Stats show Odell Beckham Jr. dominated Malcolm Butler, but that doesn't tell the whole story. Al Bello Getty Images
In sports, it's common for box scores to lie. That doesn't mean they're inaccurate -- they just don't tell the whole story in some instances. Sunday's game between the Patriots and Giants was one of those cases.
On the Giants' second offensive play of the game, Odell Beckham Jr. beat Malcolm Butler down the right sideline, cut back to the middle of the field and went 87 yards to the end zone to tie the game at seven.
At that point, it looked like Beckham was going to have his way with Butler all game, and by looking at the box score, it would appear as though he did. However, that was hardly the case.
After that 87-yard reception, Butler allowed Beckham to catch just two passes for five yards on nine targets, according to Jeff Howe of the Boston Herald. Obviously, those are spectacular numbers for Butler, especially against a receiver of Beckham's caliber. Beckham did have a 12-yard reception against zone coverage, giving him 104 yards for the game.

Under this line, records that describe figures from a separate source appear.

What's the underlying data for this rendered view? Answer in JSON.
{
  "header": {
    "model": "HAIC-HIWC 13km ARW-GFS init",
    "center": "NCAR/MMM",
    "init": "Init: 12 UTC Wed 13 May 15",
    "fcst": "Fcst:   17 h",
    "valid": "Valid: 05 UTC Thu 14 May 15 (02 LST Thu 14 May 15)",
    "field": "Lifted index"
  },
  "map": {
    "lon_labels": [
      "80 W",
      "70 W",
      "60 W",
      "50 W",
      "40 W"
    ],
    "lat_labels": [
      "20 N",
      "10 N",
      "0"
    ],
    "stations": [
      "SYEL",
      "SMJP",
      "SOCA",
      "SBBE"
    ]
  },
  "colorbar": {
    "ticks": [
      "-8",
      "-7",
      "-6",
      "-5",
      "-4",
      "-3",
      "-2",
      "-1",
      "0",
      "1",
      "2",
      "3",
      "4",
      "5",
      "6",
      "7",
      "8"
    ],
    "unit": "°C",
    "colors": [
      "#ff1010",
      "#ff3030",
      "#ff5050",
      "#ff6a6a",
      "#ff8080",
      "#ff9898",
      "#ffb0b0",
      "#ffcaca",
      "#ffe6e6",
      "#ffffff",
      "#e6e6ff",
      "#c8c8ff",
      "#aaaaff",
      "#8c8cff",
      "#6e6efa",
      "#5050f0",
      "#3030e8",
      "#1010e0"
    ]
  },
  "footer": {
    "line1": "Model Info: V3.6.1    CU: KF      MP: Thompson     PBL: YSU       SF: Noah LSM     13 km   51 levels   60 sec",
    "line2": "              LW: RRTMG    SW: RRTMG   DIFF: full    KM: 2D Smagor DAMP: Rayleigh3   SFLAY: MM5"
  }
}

Any time a receiver tops 100 yards receiving, it's viewed as a solid performance, but also a poor game by the cornerback covering him. That wasn't necessarily true in this one, with 87 of Beckham's 104 yards coming on one play. Throughout the game, Butler had great coverage on Beckham, breaking up three passes, most notably one in the end zone that would have given the Giants the lead late in the game.
As corners and receivers typically do, Beckham and Butler went at it on nearly every play, even getting chippy at certain points. Both players are playing at an extremely high level and display a great deal of confidence, but Butler said it's just a matter of being competitive.
"He roughed me up. I roughed him up," Butler said via MassLive. "He'll say, 'I got you,' and then I'll tell him I got him. It's just respect, playing hard."